Swallowing disorders make it harder to eat like normal and get the nutrients your body needs. There are many reasons why swallowing disorders develop, and each is usually due to a neurological, developmental, obstruction, muscular, or other cause.
- Neurological—Damage to your nervous system can result in swallowing disorders. For example, a stroke, neurological condition like Parkinson’s disease, or a brain tumor can increase the likelihood of having a swallowing disorder.
- Developmental—A learning disability, cleft palate, or cerebral palsy can make swallowing and eating difficult.
- Obstruction—Conditions that create an obstruction in your throat or cause the esophagus to narrow can make eating and swallowing difficult. Narrowing or obstructions are usually caused by mouth cancer, radiotherapy treatment, infections, or gastro-esophageal reflux disease (GERD).
- Muscular—Any condition that affects the way the muscles in your throat push food down into your esophagus and stomach can create a swallowing disorder. Two of the muscular conditions associated with dysphagia include achalasia and scleroderma.

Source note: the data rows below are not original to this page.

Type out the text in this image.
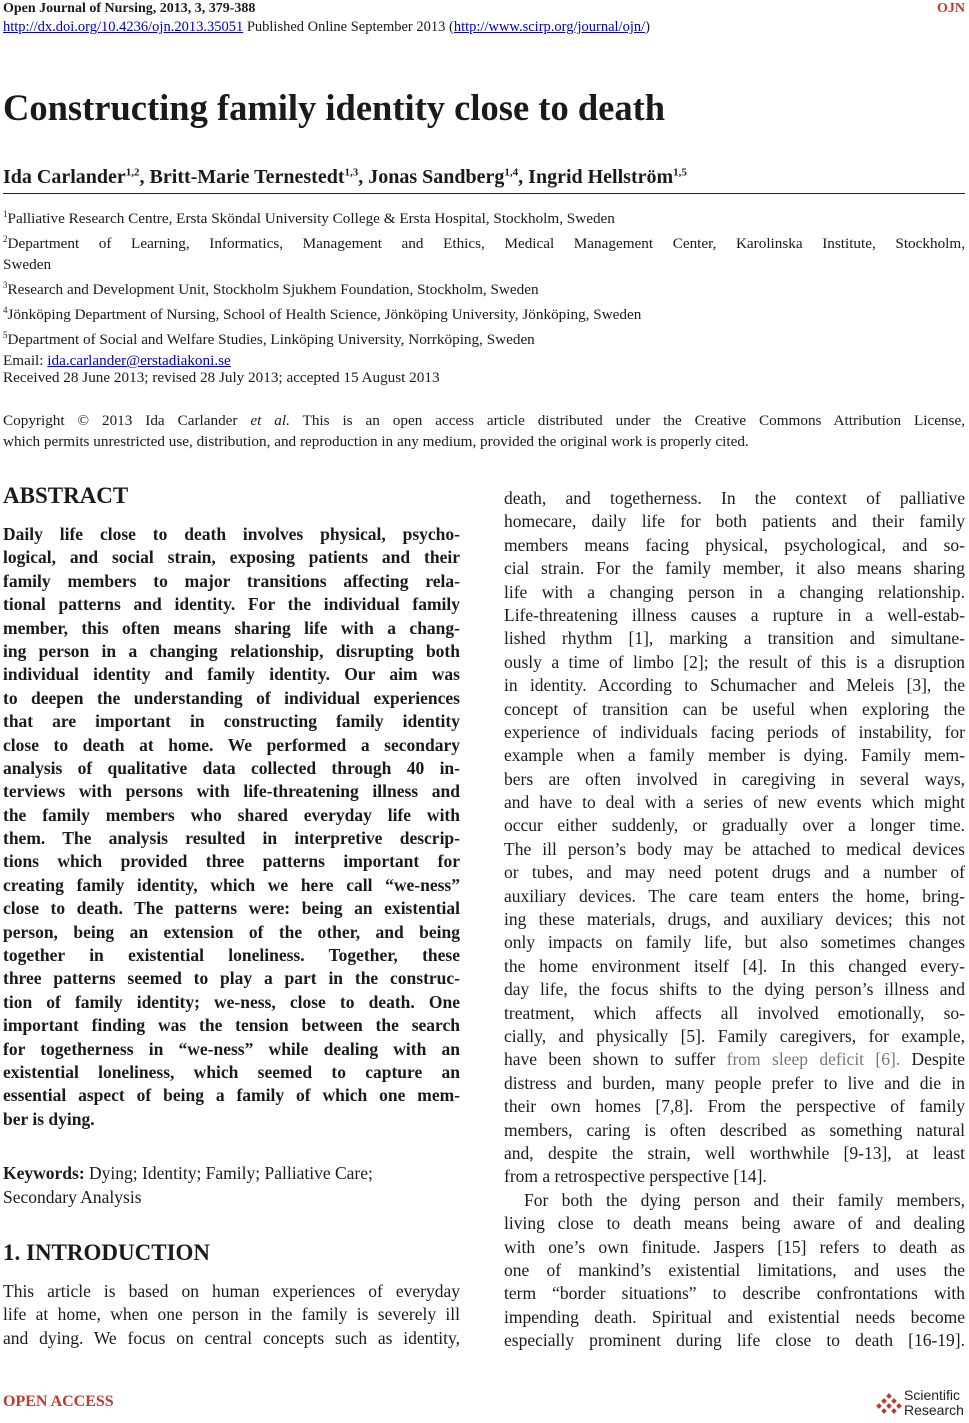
Open Journal of Nursing, 2013, 3, 379-388	OJN
http://dx.doi.org/10.4236/ojn.2013.35051 Published Online September 2013 (http://www.scirp.org/journal/ojn/)
Constructing family identity close to death
Ida Carlander$^{1,2}$, Britt-Marie Ternestedt$^{1,3}$, Jonas Sandberg$^{1,4}$, Ingrid Hellström$^{1,5}$
$^1$Palliative Research Centre, Ersta Sköndal University College & Ersta Hospital, Stockholm, Sweden
$^2$Department of Learning, Informatics, Management and Ethics, Medical Management Center, Karolinska Institute, Stockholm,
Sweden
$^3$Research and Development Unit, Stockholm Sjukhem Foundation, Stockholm, Sweden
$^4$Jönköping Department of Nursing, School of Health Science, Jönköping University, Jönköping, Sweden
$^5$Department of Social and Welfare Studies, Linköping University, Norrköping, Sweden
Email: ida.carlander@erstadiakoni.se
Received 28 June 2013; revised 28 July 2013; accepted 15 August 2013
Copyright © 2013 Ida Carlander et al. This is an open access article distributed under the Creative Commons Attribution License,
which permits unrestricted use, distribution, and reproduction in any medium, provided the original work is properly cited.
ABSTRACT
Daily life close to death involves physical, psycho-
logical, and social strain, exposing patients and their
family members to major transitions affecting rela-
tional patterns and identity. For the individual family
member, this often means sharing life with a chang-
ing person in a changing relationship, disrupting both
individual identity and family identity. Our aim was
to deepen the understanding of individual experiences
that are important in constructing family identity
close to death at home. We performed a secondary
analysis of qualitative data collected through 40 in-
terviews with persons with life-threatening illness and
the family members who shared everyday life with
them. The analysis resulted in interpretive descrip-
tions which provided three patterns important for
creating family identity, which we here call “we-ness”
close to death. The patterns were: being an existential
person, being an extension of the other, and being
together in existential loneliness. Together, these
three patterns seemed to play a part in the construc-
tion of family identity; we-ness, close to death. One
important finding was the tension between the search
for togetherness in “we-ness” while dealing with an
existential loneliness, which seemed to capture an
essential aspect of being a family of which one mem-
ber is dying.
Keywords: Dying; Identity; Family; Palliative Care;
Secondary Analysis
1. INTRODUCTION
This article is based on human experiences of everyday
life at home, when one person in the family is severely ill
and dying. We focus on central concepts such as identity,
death, and togetherness. In the context of palliative
homecare, daily life for both patients and their family
members means facing physical, psychological, and so-
cial strain. For the family member, it also means sharing
life with a changing person in a changing relationship.
Life-threatening illness causes a rupture in a well-estab-
lished rhythm [1], marking a transition and simultane-
ously a time of limbo [2]; the result of this is a disruption
in identity. According to Schumacher and Meleis [3], the
concept of transition can be useful when exploring the
experience of individuals facing periods of instability, for
example when a family member is dying. Family mem-
bers are often involved in caregiving in several ways,
and have to deal with a series of new events which might
occur either suddenly, or gradually over a longer time.
The ill person’s body may be attached to medical devices
or tubes, and may need potent drugs and a number of
auxiliary devices. The care team enters the home, bring-
ing these materials, drugs, and auxiliary devices; this not
only impacts on family life, but also sometimes changes
the home environment itself [4]. In this changed every-
day life, the focus shifts to the dying person’s illness and
treatment, which affects all involved emotionally, so-
cially, and physically [5]. Family caregivers, for example,
have been shown to suffer from sleep deficit [6]. Despite
distress and burden, many people prefer to live and die in
their own homes [7,8]. From the perspective of family
members, caring is often described as something natural
and, despite the strain, well worthwhile [9-13], at least
from a retrospective perspective [14].
For both the dying person and their family members,
living close to death means being aware of and dealing
with one’s own finitude. Jaspers [15] refers to death as
one of mankind’s existential limitations, and uses the
term “border situations” to describe confrontations with
impending death. Spiritual and existential needs become
especially prominent during life close to death [16-19].
OPEN ACCESS	Scientific
Research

- Other—As you age, the muscles in your throat become weaker, which can make swallowing harder. Chronic obstructive pulmonary disease (COPD), which makes it harder to breathe properly, can also impact your ability to swallow.
You can often manage swallowing disorders with the help of your physician and speech pathologist. The first step is usually to have a Modified Barium Swallow test performed to identify the cause of your swallowing disorder and the best methods for helping you eat normally again.